Now that Google has confirmed the leaked SEO documents are real, can marketers ever take them at their word again?
by Tod Maffin (email • LinkedIn • social media)
Today's News
GOOGLE • Confirms Leaked API Docs Are Real
After silence for two days, Google has confirmed that a massive trove of leaked confidential search documents are real.
The leak contained 2,500 pages of internal API documentation — some of which seemed to be counter to advice it had publicly given marketers about how to rank higher.
Rand Fishkin, the SEO veteran who first published the leaked documents, told Gizmodo:
I think the biggest takeaway is that what Google’s public representatives say and what Google search engine does are two different things.
What can we believe now?
Most industry people understood that Google reps had to be somewhat vague about the specifics of what makes a page rank higher. But what bothered many people in the SEO space this week was that the leaked documents revealed ranking levers that Google reps in the past have said didn’t matter at all.
One of those elements is called smallPersonalSite
. The documentation doesn’t reveal the weighting behind a site given that label, so we don’t know if Google gives such sites a penalty or a boost, and by how much — but this is a good example of a lever Google has said in the past it doesn’t factor into how a site ranks.
It’s like the NFL’s referees rewrote the rules of football halfway through the season, and you’re just finding out while playing the Super Bowl.
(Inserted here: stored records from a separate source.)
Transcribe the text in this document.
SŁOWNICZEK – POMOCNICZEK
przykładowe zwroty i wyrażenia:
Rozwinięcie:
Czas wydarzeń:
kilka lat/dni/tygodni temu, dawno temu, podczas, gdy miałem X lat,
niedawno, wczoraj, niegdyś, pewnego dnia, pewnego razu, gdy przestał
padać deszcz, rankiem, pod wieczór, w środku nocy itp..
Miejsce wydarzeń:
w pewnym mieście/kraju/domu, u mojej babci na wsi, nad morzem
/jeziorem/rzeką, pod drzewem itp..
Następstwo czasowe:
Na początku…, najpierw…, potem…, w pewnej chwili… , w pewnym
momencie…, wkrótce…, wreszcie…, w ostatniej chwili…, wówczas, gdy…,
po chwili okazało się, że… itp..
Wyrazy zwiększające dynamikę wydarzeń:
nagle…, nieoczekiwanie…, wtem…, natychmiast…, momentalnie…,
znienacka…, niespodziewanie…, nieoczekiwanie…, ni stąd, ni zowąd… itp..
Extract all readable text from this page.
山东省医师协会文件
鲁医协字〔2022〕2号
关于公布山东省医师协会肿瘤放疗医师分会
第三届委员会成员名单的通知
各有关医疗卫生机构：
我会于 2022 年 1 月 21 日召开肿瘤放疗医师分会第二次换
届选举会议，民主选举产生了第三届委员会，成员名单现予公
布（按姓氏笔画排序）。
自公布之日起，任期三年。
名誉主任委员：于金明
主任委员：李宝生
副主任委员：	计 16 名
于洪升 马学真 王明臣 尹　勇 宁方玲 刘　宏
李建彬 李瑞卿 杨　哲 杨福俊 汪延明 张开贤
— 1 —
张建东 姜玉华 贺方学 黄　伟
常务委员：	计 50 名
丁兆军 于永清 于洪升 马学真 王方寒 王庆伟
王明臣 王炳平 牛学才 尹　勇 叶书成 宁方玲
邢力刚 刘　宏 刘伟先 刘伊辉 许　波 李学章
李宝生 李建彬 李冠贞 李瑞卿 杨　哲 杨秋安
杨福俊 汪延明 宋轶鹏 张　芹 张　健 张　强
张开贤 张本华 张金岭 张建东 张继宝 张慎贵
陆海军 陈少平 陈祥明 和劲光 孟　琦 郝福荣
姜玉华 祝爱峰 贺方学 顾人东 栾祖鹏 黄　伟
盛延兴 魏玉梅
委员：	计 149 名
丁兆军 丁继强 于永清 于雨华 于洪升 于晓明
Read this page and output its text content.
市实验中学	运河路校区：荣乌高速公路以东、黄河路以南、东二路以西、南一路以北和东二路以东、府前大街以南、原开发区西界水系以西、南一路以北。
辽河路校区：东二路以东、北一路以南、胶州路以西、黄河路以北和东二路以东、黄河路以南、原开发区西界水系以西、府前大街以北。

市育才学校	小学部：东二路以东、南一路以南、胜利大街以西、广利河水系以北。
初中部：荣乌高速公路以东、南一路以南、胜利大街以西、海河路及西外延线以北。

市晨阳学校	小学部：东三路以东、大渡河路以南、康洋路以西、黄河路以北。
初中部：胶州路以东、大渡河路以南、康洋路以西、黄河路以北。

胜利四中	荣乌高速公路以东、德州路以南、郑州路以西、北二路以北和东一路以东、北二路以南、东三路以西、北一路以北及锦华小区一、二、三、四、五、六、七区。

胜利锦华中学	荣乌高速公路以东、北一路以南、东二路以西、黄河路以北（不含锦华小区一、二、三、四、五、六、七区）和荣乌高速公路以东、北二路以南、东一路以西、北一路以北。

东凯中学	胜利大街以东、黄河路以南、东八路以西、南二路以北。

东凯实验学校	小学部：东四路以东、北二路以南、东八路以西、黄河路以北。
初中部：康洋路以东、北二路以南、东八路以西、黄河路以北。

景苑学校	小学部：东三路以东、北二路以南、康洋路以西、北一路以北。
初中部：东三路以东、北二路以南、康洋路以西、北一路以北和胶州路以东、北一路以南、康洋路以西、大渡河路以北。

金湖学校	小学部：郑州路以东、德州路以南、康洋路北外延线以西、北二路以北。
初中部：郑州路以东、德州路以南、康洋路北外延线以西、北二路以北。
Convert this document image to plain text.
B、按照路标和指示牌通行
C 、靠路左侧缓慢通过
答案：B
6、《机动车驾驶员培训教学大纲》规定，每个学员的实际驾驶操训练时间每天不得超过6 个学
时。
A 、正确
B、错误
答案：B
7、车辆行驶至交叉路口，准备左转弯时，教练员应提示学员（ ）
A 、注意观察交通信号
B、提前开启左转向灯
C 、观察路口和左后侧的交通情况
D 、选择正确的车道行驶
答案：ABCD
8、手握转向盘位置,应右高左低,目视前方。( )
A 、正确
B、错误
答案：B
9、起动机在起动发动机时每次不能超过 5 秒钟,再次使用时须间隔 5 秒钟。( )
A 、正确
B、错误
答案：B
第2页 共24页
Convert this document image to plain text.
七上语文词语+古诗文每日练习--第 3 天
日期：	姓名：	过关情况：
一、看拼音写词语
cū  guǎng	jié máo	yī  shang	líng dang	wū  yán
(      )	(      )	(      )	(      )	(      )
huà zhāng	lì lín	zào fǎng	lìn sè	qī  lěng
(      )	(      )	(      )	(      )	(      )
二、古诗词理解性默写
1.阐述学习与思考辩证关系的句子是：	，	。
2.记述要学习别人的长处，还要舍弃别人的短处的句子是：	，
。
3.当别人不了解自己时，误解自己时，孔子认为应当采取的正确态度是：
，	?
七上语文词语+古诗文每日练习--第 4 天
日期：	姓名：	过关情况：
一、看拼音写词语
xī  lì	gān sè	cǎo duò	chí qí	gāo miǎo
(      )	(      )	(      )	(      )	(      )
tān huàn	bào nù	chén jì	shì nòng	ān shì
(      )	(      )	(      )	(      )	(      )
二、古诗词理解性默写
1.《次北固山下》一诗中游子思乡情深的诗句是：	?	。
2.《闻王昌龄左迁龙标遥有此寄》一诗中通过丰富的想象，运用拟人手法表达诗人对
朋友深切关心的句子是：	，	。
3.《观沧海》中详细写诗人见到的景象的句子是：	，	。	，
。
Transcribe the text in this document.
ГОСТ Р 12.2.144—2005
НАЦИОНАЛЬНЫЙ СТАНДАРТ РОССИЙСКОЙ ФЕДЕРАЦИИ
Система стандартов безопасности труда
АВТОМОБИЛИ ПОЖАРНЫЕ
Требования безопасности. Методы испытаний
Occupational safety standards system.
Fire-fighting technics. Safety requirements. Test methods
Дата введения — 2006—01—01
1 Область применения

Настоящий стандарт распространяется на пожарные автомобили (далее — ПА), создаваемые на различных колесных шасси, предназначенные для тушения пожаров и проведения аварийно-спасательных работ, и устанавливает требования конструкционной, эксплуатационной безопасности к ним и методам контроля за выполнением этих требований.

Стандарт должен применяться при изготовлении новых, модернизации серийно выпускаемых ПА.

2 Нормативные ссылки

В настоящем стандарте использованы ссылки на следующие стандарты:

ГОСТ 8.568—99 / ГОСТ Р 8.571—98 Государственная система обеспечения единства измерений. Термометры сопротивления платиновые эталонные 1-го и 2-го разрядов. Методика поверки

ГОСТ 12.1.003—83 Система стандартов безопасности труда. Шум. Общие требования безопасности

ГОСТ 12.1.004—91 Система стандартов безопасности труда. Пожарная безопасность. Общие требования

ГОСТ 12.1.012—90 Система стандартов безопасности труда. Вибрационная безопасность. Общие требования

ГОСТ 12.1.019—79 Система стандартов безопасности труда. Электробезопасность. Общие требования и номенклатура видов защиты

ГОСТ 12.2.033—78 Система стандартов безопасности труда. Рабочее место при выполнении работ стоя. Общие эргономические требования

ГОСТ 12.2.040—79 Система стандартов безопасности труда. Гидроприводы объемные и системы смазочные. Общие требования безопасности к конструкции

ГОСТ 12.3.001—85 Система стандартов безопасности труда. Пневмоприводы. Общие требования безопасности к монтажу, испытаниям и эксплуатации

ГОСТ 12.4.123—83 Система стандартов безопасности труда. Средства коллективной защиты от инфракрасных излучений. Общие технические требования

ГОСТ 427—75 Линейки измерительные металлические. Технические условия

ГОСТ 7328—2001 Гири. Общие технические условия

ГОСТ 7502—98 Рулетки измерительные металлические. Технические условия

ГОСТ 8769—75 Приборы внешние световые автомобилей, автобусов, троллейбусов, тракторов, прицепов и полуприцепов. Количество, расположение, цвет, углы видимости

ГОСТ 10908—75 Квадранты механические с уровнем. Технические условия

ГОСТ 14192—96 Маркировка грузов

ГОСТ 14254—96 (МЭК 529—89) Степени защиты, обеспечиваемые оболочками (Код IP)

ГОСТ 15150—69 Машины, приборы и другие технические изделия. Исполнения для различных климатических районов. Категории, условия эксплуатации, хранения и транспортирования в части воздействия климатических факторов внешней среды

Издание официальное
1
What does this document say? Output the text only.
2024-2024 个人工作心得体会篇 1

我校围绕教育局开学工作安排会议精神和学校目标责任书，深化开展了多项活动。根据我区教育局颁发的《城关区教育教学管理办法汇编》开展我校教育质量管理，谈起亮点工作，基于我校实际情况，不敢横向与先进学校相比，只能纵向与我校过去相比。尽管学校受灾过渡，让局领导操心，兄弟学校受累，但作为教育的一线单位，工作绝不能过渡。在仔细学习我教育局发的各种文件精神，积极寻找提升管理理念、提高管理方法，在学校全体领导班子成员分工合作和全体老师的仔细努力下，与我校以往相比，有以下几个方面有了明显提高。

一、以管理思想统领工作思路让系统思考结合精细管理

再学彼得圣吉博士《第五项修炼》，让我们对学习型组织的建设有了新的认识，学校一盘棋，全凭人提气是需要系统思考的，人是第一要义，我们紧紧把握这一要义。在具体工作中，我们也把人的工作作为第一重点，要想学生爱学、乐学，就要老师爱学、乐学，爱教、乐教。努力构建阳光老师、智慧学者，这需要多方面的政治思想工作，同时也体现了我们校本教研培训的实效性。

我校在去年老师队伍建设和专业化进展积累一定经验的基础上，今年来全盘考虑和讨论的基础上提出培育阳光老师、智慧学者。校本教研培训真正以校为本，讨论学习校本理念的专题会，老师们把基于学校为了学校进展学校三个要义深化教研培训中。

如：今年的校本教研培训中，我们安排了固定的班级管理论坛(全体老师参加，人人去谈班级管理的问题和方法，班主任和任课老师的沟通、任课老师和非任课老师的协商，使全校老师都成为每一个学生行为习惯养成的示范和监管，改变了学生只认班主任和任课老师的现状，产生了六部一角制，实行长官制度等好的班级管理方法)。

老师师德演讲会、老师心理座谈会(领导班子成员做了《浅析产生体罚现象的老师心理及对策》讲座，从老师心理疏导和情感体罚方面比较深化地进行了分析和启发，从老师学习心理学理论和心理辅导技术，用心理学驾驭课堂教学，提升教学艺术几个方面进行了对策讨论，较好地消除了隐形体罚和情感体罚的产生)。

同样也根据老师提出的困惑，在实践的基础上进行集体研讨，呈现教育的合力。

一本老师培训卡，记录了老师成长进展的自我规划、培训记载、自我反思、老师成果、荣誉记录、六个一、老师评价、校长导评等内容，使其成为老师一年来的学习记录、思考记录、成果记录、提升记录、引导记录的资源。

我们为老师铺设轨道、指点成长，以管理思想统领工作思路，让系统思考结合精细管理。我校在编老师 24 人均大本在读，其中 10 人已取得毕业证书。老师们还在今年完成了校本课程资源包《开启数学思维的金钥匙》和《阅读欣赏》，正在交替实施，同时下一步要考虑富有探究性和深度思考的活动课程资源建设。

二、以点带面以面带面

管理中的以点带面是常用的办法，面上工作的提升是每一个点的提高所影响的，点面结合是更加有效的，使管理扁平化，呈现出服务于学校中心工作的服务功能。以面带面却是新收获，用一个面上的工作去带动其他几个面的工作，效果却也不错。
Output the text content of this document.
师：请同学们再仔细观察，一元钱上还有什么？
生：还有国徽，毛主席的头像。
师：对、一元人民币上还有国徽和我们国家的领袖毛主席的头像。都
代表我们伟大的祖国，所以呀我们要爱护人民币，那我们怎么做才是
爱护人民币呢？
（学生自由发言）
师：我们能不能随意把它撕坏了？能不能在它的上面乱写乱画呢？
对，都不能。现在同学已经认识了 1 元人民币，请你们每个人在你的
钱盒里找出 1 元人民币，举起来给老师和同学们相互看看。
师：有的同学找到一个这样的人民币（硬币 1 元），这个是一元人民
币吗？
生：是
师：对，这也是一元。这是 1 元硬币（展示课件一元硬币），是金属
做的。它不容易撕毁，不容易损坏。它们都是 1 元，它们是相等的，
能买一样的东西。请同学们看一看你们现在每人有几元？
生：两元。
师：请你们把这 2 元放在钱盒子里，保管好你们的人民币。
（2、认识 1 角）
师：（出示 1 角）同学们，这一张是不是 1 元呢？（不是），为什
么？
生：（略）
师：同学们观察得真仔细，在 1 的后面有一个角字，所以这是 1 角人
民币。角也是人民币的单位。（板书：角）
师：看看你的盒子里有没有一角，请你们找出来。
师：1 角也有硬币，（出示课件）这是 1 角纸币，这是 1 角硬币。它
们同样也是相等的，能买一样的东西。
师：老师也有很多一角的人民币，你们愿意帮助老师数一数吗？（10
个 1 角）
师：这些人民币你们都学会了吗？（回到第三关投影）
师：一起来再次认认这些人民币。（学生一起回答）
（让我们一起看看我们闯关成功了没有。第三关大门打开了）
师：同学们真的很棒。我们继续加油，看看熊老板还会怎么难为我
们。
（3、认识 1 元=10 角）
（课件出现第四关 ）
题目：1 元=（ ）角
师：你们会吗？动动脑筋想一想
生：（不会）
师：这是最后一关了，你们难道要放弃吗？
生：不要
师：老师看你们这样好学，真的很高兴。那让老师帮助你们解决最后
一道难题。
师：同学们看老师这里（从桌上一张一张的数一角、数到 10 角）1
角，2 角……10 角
Google’s warning: Don’t make ‘assumptions’
As I mentioned, Google confirmed that the documents were real, but said:
We would caution against making inaccurate assumptions about Search based on out-of-context, outdated, or incomplete information.
We’ve shared extensive information about how Search works and the types of factors that our systems weigh, while also working to protect the integrity of our results from manipulation.
Of course Google didn’t share which parts of those documents were out-of-context, outdated, or incomplete.
This response is a perfect example of why people don’t like or trust Google.
It’s a non-statement that doesn’t address the leak, provides no value, and might well have been written by an AI trained on the past decade’s most soulless corporate messaging.
What now for Google’s reputation?
The timing of all this, of course, couldn’t have been worse for Google.
It came as the company aggressively rolled out its AI summaries for search queries — a product that pretty much everyone except Google says is not ready for prime time.
On the consumer side, it’s giving out ridiculously inaccurate advice like adding glue to pizza, and seemingly being unable to distinguish authentic content from satire sites like The Onion or shitposts found on Reddit.
For marketers, it’s almost worse — the next evolution of Google’s zero-click strategy: Giving users answers while downplaying links to web pages and stores. Links that marketers rely on to drive traffic and build business.
One thing is clear: this leak, and now Google’s response to it, have not helped the company during one of its most pivotal times.